During the CLDR development, the question came up about ExtendedPictographic. We originally formulated that to get around a significant problem in segmentation (character/word/linebreak), and put it into CLDR as a vehicle. It is too late to make any changes right now, but I don't think we want to have the situation remain as it is.
I think the right approach at this point would be to propose something like the following to the UTC in May:
Move Extended_Pictographic into the emoji data files, for the next version after Emoji 5.0 (Emoji 6.0 or perhaps a sooner small update Emoji 5.1, whatever timing is needed). The contents should be the current Extended_Pictographic + Emoji X - Emoji_Component + MALE SIGN + FEMALE SIGN.
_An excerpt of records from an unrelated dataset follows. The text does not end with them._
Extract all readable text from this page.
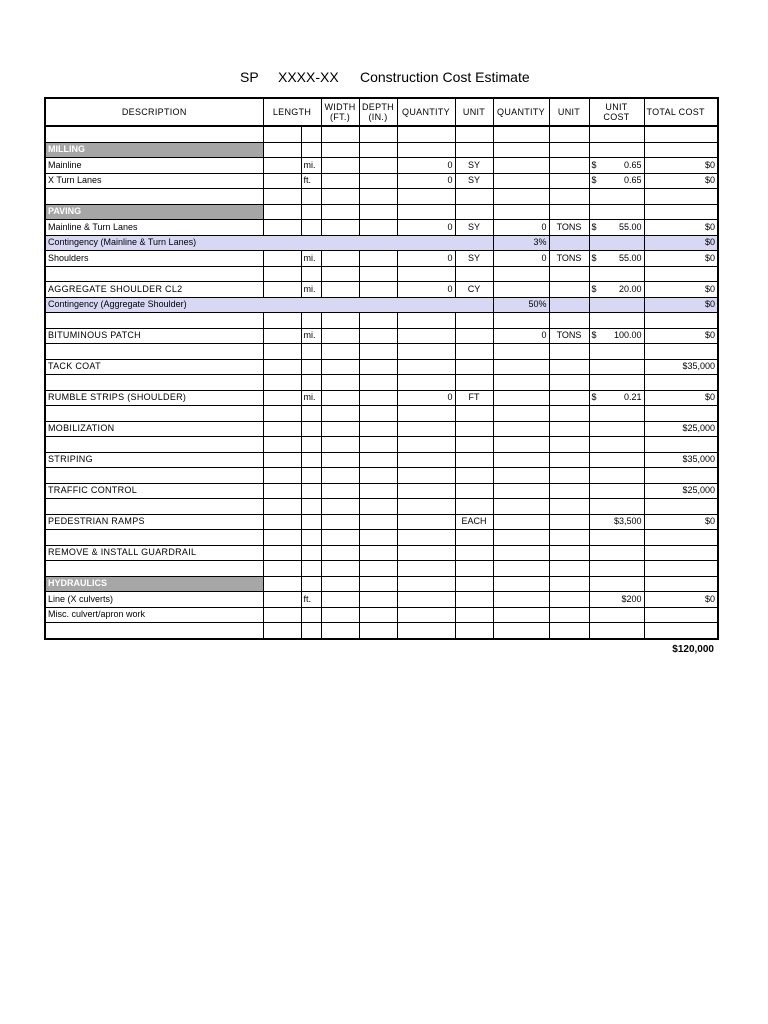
SP XXXX-XX Construction Cost Estimate
DESCRIPTION	LENGTH		WIDTH (FT.)	DEPTH (IN.)	QUANTITY	UNIT	QUANTITY	UNIT	UNIT COST	TOTAL COST

MILLING										
Mainline		mi.			0	SY			$ 0.65	$0
X Turn Lanes		ft.			0	SY			$ 0.65	$0

PAVING										
Mainline & Turn Lanes					0	SY	0	TONS	$ 55.00	$0
Contingency (Mainline & Turn Lanes)							3%			$0
Shoulders		mi.			0	SY	0	TONS	$ 55.00	$0

AGGREGATE SHOULDER CL2		mi.			0	CY			$ 20.00	$0
Contingency (Aggregate Shoulder)							50%			$0

BITUMINOUS PATCH		mi.					0	TONS	$ 100.00	$0

TACK COAT										$35,000

RUMBLE STRIPS (SHOULDER)		mi.			0	FT			$ 0.21	$0

MOBILIZATION										$25,000

STRIPING										$35,000

TRAFFIC CONTROL										$25,000

PEDESTRIAN RAMPS						EACH			$3,500	$0

REMOVE & INSTALL GUARDRAIL										

HYDRAULICS										
Line (X culverts)		ft.							$200	$0
Misc. culvert/apron work										

$120,000
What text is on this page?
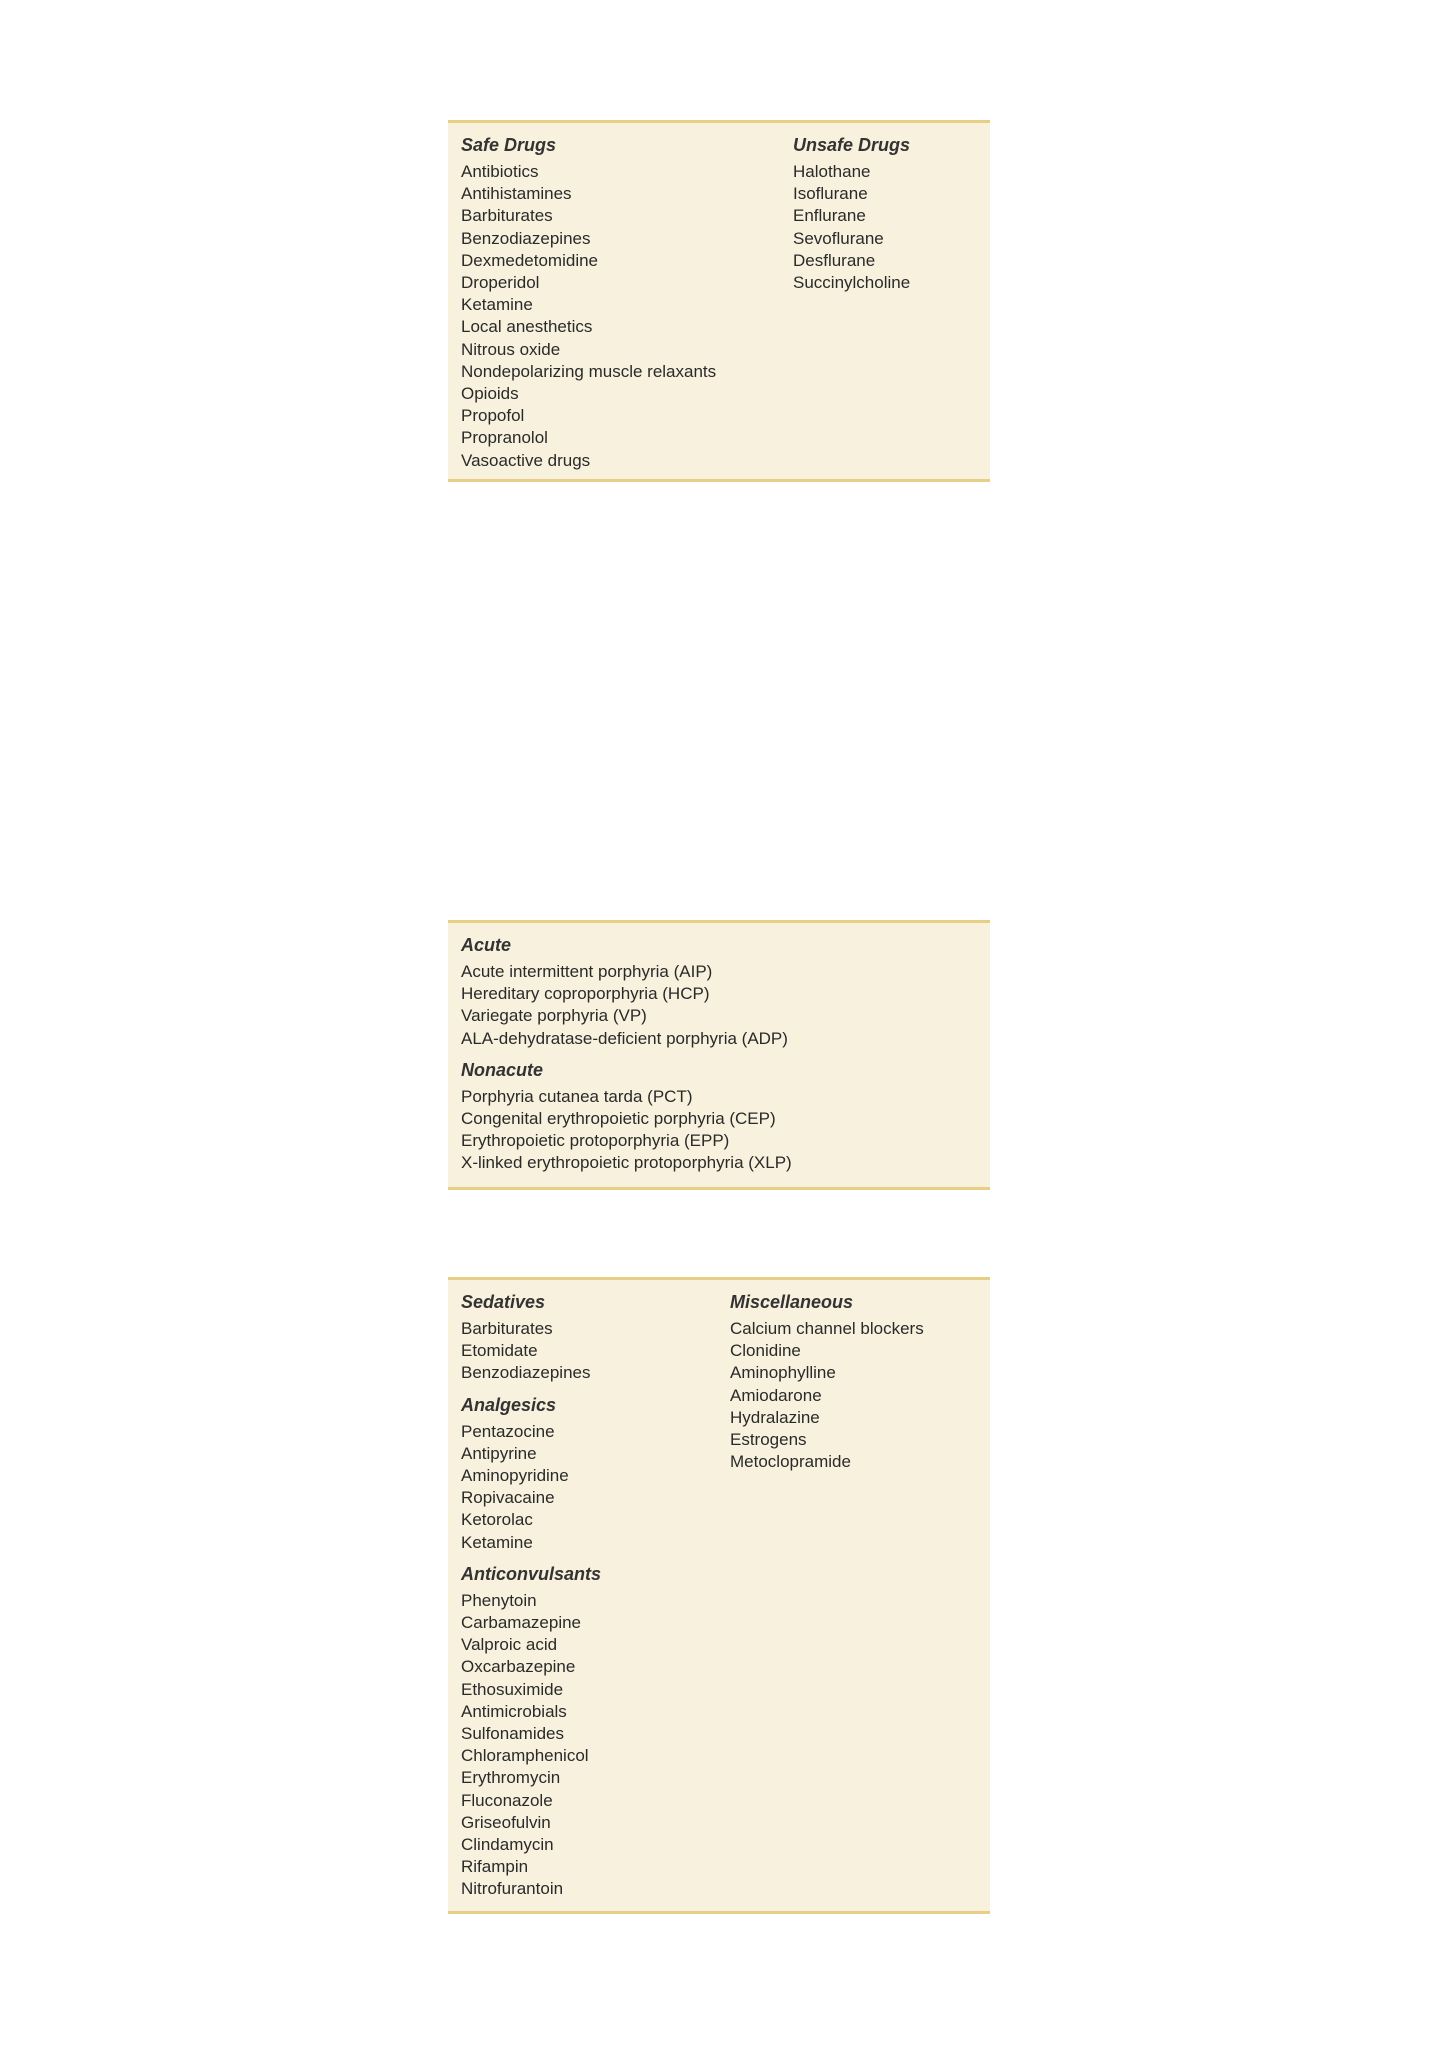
Safe Drugs
Antibiotics
Antihistamines
Barbiturates
Benzodiazepines
Dexmedetomidine
Droperidol
Ketamine
Local anesthetics
Nitrous oxide
Nondepolarizing muscle relaxants
Opioids
Propofol
Propranolol
Vasoactive drugs
Unsafe Drugs
Halothane
Isoflurane
Enflurane
Sevoflurane
Desflurane
Succinylcholine
Acute
Acute intermittent porphyria (AIP)
Hereditary coproporphyria (HCP)
Variegate porphyria (VP)
ALA-dehydratase-deficient porphyria (ADP)
Nonacute
Porphyria cutanea tarda (PCT)
Congenital erythropoietic porphyria (CEP)
Erythropoietic protoporphyria (EPP)
X-linked erythropoietic protoporphyria (XLP)
Sedatives
Barbiturates
Etomidate
Benzodiazepines
Analgesics
Pentazocine
Antipyrine
Aminopyridine
Ropivacaine
Ketorolac
Ketamine
Anticonvulsants
Phenytoin
Carbamazepine
Valproic acid
Oxcarbazepine
Ethosuximide
Antimicrobials
Sulfonamides
Chloramphenicol
Erythromycin
Fluconazole
Griseofulvin
Clindamycin
Rifampin
Nitrofurantoin
Miscellaneous
Calcium channel blockers
Clonidine
Aminophylline
Amiodarone
Hydralazine
Estrogens
Metoclopramide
2. After Unicode 10.0, propose modifying the segmentation rules in UAX and UAX based on LDML (updated somewhat):
GB11′ [:Extended_Pictographic:] ZWJ × [:Extended_Pictographic:]
WB3c′ ZWJ × [:Extended_Pictographic:]
LB8a′ ZWJ × (ID | [:Extended_Pictographic:])
3. Along with #2, add text to both UAX and UAX that
The rules for segmentation may use properties outside of the main property associated with the algorithm. In such a case, such properties are indicated with the UnicodeSet notation, such as [:General_Category=Letter:].
in progress in UTC
The UTC is changing to use ExtPict. So this ticket is now moot.